TSMC Sales Surge. It Might Be an Even Bigger AI Chip Winner than Nvidia.
Jul 10, 2025 08:41:00 -0400 by Adam Clark | #ChipsTaiwan Semiconductor dominates the high-end chip manufacturing sector. (An Rong Xu/Bloomberg)
Nvidia is the artificial-intelligence chip superstar but Taiwan Semiconductor Manufacturing deserves a mention too. The Taiwanese chip manufacturer’s sales are booming as it rides a wave of demand for AI processors.
Taiwan Semiconductor, known as TSMC, recorded second-quarter sales of 933.8 billion New Taiwan dollars, or $31.93 billion, based on its latest monthly report on Thursday. That was ahead of market expectations of NT$924.05 billion, according to a FactSet poll of estimates.
Sales were up 39% from the same period last year, a slight slowdown from 42% growth in its first quarter. TSMC didn’t give any detail on the makeup of sales—that will have to wait until its earnings report on July 17—but the driver was likely AI chips.
American depositary receipts of TSMC were down 1.6% in morning trading. There could be some profit taking in the stock after a 53% gain in the past three months. That is just ahead of the 51% gain recorded by Nvidia, which is a major customer of TSMC, over the same period.
TSMC’s growth doesn’t quite match Nvidia’s 69% revenue surge in its latest quarter. However, while Nvidia has to work hard to maintain its lead over a raft of competitors, TSMC dominates high-end chip manufacturing and there is little to suggest it will face much competitive threat in the next few years. Intel continues to struggle to persuade AI semiconductor companies to use its facilities.
TSMC has previously said it expects revenue from AI-related chips to double in 2025 and grow at a mid-40% annual growth rate for the next five years.
TSMC also makes the core processors inside Apple iPhones, Qualcomm mobile chipsets, and processors made by Advanced Micro Devices.

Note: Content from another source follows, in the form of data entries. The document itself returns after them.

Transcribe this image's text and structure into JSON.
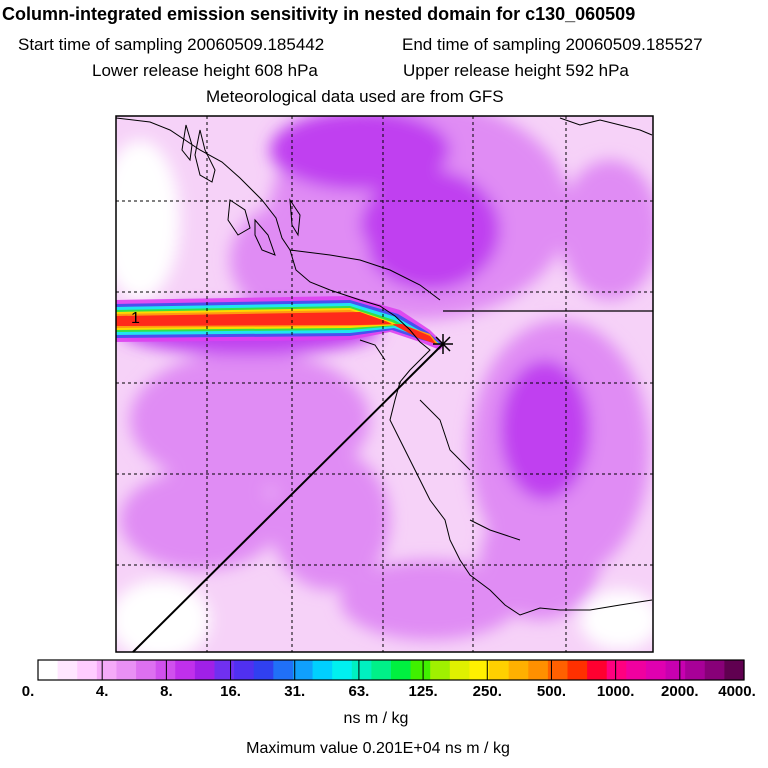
{
  "header": {
    "title": "Column-integrated emission sensitivity in nested domain for c130_060509",
    "start_time": "Start time of sampling 20060509.185442",
    "end_time": "End time of sampling 20060509.185527",
    "lower_height": "Lower release height  608 hPa",
    "upper_height": "Upper release height  592 hPa",
    "met_data": "Meteorological data used are from GFS"
  },
  "map": {
    "release_marker": "1",
    "colors": {
      "plume_red": "#ff2a1a",
      "plume_yellow": "#ffd800",
      "plume_green": "#33e048",
      "plume_cyan": "#20e4f0",
      "plume_blue": "#4a50f0",
      "background_light": "#f6d2f8",
      "background_mid": "#e08cf4",
      "background_strong": "#c040f0"
    }
  },
  "colorbar": {
    "labels": [
      "0.",
      "4.",
      "8.",
      "16.",
      "31.",
      "63.",
      "125.",
      "250.",
      "500.",
      "1000.",
      "2000.",
      "4000."
    ],
    "colors": [
      "#ffffff",
      "#ffe6ff",
      "#ffccff",
      "#f5aaf8",
      "#e990f4",
      "#dd70f0",
      "#d050ee",
      "#c030ec",
      "#a020e8",
      "#7030f0",
      "#5030f0",
      "#3040f0",
      "#2070f8",
      "#10a0fc",
      "#00d0ff",
      "#00f0f0",
      "#00f0c0",
      "#00f088",
      "#00f040",
      "#40f000",
      "#a0f000",
      "#e0f000",
      "#fff000",
      "#ffd000",
      "#ffb000",
      "#ff9000",
      "#ff6000",
      "#ff3000",
      "#ff0030",
      "#ff0080",
      "#f000a0",
      "#e000b0",
      "#c800b0",
      "#a80098",
      "#880078",
      "#600050"
    ],
    "units": "ns m / kg",
    "max_value": "Maximum value  0.201E+04 ns m / kg"
  }
}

While that leaves it exposed to cyclical changes in demand for smartphones and other devices, relative to Nvidia, it also gives it a more diversified revenue base.
“While AI continues to dominate the narrative, a reemerging mainstream alongside secular AI growth could spark a semiconductor super-cycle of a different kind,” wrote analysts at semiconductor research firm Chips & Wafers in a recent research note.
The only fly in the ointment could be President Donald Trump’s tariff policy. While chips have been exempt from tariffs until now, Trump said Tuesday that he would soon announce levies on imported semiconductors, though he didn’t specify a level or date.
It isn’t clear if TSMC would receive a waiver on such levies despite pledging a total of $165 billion in U.S. investment. The company might benefit from a tariff rule that says if at least 20% of an imported item’s value is “produced or transformed in the U.S.,” the tariffs will be levied on the non-U. S. content.